MATTEOTTI PRIMA DEL DELITTO
di Stefano Macera
Giacomo Matteotti (2004),
documentario diretto da Luca Ricciardi e prodotto dall’Archivio Audiovisivo del
Movimento Operaio, muove dal proposito di restituire a tutto tondo una figura
che, nell’immaginario collettivo, è quasi esclusivamente vista come vittima di
un grave crimine del fascismo.
S’intende suggerire la peculiarità di un personaggio, nato a Fratta Polesine nel 1885 ed esponente di primissimo piano del socialismo riformista italiano, che si dimostrò capace di trascendere alcuni limiti della tradizione politica che ha avuto in Filippo Turati il suo più prestigioso rappresentante.
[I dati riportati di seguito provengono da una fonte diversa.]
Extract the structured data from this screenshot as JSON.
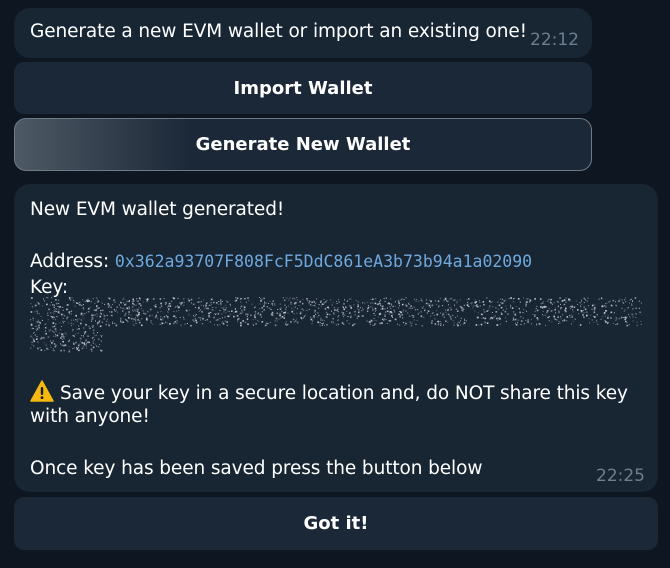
{
  "messages": [
    {
      "text": "Generate a new EVM wallet or import an existing one!",
      "time": "22:12"
    },
    {
      "line1": "New EVM wallet generated!",
      "address_label": "Address: ",
      "address": "0x362a93707F808FcF5DdC861eA3b73b94a1a02090",
      "key_label": "Key:",
      "warning_line1": "Save your key in a secure location and, do NOT share this key",
      "warning_line2": "with anyone!",
      "footer": "Once key has been saved press the button below",
      "time": "22:25"
    }
  ],
  "keyboard1": {
    "import_label": "Import Wallet",
    "generate_label": "Generate New Wallet"
  },
  "keyboard2": {
    "gotit_label": "Got it!"
  },
  "icons": {
    "warning": "warning-icon",
    "spoiler": "hidden-spoiler-text"
  },
  "colors": {
    "background": "#0e1621",
    "bubble": "#182533",
    "button": "#1b2838",
    "link": "#6fa8dc",
    "timestamp": "#6d7f8f"
  }
}
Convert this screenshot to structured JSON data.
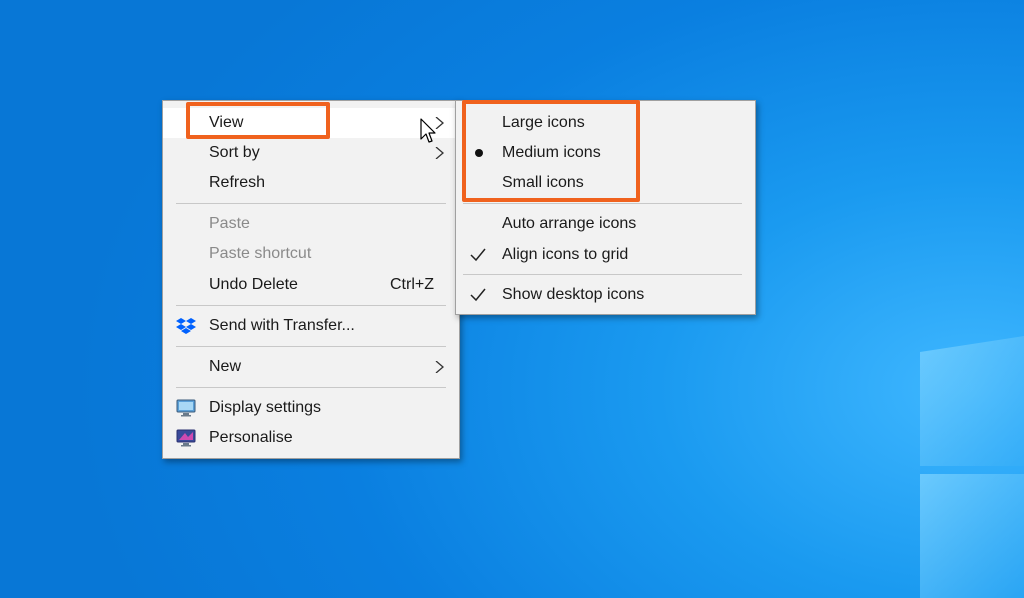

S’intende suggerire la peculiarità di un personaggio, nato a Fratta Polesine nel 1885 ed esponente di primissimo piano del socialismo riformista italiano, che si dimostrò capace di trascendere alcuni limiti della tradizione politica che ha avuto in Filippo Turati il suo più prestigioso rappresentante.
Nel
perseguire quest’obiettivo, si sceglie di non fornire agli spettatori una mole
esagerata di informazioni, tale da perdersi nella memoria poche ore dopo la
visione e da tradursi in un parlato sovrabbondante, che finisce per annientare
le immagini.
La struttura di base è semplice. Agli interventi di tre studiosi (Gianna
Granati, Giuseppe Tamburano, Valentino Zaghi) si alternano sequenze con
immagini di repertorio e foto d’epoca. Le quali possono essere sottolineate da
canti politici o dalla voce fuori campo che (accompagnata da brani di musica
classica, in sottofondo) legge brani di Matteotti stesso o di chi l’ha
conosciuto, come il socialista Costantino Lazzari.
Le sequenze in questione anticipano o riprendono i temi affrontati dagli storici, ma l’impianto narrativo del documentario non è connotato da rigidità. Intanto perché il racconto vero e proprio è preceduto, tra l'altro, da immagini attuali sulle strade del Polesine e dalle opinioni raccolte fra gli abitanti di Fratta, che testimoniano quanto qui sia ancora vivo e commosso il ricordo dell’illustre concittadino.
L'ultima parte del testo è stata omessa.